Let's see now, where the links are
function sub_8004D84 - obviously the initial function of the firmware, because the string "rnHardware init done Starting FreeRTOSrn" is used inside - we will rename this function to x_main ;
function sub_8005A08 - at the very beginning uses the string "LED taskrn" - rename this function to x_leds_task .
Thus, the variable dword_20000624 is used:
closer to the end of the main function;
after receiving data via Bluetooth in x_bluetooth_task;
at the beginning of the x_leds_task function loop.
Those who have programmed threads in a regular OS or who have worked with RTOS Tasks will see a pointer to the queue for exchanging data between the tokens in the variable - and they will do it right. Let's perform some more renaming:
dword_20000624 - leds_queue ;
sub_8003BD0- x_queue_recv ;
sub_8003B7C - x_queue_send .
In addition, you can verify the correctness of the names if you look at the places where these functions are used:
sub_800501C - x_sendMsg ;
sub_8005044- x_recvMsg .
Now, to make sure that we are fully able to control the LEDs, we investigate the function x_leds_task .

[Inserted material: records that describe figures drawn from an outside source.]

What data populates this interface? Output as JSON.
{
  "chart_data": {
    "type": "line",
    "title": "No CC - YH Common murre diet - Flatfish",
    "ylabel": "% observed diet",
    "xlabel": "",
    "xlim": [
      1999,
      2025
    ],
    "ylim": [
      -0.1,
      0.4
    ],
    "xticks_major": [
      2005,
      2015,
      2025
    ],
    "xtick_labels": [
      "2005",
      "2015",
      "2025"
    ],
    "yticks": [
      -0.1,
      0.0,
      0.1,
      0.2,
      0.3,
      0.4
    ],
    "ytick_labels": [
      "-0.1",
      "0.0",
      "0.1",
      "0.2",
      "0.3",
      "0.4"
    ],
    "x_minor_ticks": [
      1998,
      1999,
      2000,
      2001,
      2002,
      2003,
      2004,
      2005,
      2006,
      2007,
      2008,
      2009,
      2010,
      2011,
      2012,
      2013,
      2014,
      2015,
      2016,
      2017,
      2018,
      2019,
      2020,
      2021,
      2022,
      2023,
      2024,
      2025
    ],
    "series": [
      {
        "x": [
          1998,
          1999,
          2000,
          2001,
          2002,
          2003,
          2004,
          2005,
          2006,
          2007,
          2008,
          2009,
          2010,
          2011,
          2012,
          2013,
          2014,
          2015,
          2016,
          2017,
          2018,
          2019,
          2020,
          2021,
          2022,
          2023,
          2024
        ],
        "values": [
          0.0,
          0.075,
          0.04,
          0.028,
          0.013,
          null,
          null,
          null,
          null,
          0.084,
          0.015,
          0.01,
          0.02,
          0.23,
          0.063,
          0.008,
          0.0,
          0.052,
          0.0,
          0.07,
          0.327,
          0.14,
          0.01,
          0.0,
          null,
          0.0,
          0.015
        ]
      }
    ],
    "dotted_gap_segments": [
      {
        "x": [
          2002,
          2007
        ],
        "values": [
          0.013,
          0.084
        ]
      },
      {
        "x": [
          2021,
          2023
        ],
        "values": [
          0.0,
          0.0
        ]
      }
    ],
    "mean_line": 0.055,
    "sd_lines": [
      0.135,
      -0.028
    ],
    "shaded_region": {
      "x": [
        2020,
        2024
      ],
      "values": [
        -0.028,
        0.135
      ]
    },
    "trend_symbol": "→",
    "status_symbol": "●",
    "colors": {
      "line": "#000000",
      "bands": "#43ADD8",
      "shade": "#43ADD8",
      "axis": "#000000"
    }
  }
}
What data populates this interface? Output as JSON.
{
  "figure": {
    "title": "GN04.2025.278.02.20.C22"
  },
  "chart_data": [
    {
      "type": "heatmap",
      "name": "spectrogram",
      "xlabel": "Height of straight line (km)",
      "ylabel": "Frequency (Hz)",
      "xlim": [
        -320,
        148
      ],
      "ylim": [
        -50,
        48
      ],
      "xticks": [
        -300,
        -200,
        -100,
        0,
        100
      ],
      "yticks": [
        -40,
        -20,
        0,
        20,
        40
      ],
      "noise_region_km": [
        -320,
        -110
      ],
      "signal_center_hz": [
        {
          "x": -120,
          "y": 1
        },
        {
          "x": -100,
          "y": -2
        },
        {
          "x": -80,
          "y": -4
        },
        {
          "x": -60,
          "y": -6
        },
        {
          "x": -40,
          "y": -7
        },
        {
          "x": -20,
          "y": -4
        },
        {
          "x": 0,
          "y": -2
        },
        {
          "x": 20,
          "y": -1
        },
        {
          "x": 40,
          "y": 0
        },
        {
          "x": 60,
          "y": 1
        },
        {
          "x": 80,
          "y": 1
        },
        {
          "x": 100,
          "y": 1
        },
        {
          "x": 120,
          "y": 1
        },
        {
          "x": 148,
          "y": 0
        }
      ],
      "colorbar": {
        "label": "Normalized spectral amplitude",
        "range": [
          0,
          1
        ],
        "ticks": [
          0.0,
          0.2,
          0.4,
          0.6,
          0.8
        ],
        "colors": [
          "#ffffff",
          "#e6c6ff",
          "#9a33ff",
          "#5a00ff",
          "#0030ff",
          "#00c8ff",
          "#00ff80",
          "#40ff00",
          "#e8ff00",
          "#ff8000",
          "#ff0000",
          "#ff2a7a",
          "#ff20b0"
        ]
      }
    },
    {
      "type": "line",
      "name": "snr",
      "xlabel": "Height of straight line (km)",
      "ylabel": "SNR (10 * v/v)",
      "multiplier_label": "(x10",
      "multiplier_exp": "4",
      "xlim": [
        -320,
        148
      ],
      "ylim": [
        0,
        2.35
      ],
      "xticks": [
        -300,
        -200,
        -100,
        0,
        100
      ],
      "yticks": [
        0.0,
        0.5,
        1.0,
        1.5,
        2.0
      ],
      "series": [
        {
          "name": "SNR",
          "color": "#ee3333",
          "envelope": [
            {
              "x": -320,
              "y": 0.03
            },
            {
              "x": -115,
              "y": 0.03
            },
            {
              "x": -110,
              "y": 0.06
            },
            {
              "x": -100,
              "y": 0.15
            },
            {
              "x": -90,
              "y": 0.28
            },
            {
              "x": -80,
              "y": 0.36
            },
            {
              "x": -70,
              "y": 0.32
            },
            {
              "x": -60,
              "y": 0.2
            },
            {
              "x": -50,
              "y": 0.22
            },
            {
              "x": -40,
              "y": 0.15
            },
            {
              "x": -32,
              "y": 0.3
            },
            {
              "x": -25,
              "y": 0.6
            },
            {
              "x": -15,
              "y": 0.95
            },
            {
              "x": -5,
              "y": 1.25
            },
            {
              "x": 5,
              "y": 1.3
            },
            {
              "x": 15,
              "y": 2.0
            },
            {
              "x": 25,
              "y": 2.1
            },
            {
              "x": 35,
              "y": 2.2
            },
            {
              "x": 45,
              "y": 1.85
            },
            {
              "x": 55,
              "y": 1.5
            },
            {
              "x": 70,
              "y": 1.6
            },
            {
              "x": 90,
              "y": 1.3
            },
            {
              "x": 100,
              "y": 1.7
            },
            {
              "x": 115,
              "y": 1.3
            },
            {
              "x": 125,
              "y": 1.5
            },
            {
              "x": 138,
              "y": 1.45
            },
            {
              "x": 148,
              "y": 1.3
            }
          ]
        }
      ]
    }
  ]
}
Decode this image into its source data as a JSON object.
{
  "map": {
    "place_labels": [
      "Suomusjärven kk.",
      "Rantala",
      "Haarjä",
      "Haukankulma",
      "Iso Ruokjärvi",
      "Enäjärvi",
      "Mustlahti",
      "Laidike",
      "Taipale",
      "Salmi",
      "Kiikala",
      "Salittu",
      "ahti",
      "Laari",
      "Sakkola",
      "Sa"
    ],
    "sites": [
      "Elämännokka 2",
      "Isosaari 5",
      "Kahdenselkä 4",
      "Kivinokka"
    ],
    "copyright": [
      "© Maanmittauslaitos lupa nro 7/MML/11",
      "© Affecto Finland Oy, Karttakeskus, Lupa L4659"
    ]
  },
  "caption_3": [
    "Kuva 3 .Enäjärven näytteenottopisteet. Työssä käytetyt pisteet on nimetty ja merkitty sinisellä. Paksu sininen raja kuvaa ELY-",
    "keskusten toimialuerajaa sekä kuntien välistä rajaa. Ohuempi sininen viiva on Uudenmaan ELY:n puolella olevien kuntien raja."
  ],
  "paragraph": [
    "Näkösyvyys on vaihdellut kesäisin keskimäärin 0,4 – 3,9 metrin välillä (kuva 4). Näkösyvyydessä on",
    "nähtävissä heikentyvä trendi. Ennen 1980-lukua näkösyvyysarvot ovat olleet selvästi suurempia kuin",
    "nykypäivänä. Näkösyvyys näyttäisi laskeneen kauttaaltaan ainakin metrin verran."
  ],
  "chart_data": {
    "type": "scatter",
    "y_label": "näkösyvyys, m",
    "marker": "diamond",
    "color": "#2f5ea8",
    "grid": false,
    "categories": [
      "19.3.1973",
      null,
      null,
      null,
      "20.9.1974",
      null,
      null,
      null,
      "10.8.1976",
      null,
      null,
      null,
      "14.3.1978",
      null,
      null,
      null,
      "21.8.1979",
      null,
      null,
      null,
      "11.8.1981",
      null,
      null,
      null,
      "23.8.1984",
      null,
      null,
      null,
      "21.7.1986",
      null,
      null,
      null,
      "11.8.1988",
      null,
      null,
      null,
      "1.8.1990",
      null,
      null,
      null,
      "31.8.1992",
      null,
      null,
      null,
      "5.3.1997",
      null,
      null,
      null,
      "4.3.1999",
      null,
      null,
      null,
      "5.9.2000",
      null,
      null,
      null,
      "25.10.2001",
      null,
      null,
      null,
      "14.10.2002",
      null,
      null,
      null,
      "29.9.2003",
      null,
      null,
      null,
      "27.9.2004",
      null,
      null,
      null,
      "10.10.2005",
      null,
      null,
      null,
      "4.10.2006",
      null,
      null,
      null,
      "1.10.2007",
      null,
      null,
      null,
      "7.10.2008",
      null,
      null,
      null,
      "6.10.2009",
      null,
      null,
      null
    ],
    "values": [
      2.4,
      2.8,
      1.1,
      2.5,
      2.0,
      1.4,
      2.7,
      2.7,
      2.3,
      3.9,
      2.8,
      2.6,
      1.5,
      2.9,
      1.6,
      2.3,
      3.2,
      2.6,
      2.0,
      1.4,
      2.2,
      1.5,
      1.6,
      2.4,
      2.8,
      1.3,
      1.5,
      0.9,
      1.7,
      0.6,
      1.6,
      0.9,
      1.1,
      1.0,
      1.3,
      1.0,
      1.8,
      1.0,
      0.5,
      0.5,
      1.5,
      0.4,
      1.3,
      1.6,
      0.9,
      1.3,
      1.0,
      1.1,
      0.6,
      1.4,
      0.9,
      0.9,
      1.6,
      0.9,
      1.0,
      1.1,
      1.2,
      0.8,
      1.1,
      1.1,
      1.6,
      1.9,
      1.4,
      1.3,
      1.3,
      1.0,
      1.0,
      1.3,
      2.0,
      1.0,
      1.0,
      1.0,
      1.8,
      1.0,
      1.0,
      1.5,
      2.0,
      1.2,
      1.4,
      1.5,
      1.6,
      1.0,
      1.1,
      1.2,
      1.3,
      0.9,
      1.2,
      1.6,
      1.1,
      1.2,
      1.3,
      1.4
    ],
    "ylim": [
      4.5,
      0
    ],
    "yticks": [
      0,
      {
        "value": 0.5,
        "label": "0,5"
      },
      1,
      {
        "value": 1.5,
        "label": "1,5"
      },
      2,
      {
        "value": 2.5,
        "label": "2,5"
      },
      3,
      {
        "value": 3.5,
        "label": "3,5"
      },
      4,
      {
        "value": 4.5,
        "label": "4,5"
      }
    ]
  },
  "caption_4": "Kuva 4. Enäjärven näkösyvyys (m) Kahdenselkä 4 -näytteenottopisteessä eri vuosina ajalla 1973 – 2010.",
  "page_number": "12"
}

On this we will break off a little, drink tea with chocolate and continue in the second part of the article.
The results of the first stage are
An external inspection of the device was carried out.
The firmware is loaded into the disassembler.
We found lines useful for research.
It was found that the "rhino" is controlled via Bluetooth using a simple text protocol.
Partially investigated the task of processing commands of the protocol of exchange via Bluetooth.
In the second part you will be faced with a complete analysis of all the flashing rhinoceros. Search for non-obvious functionality and a small homework.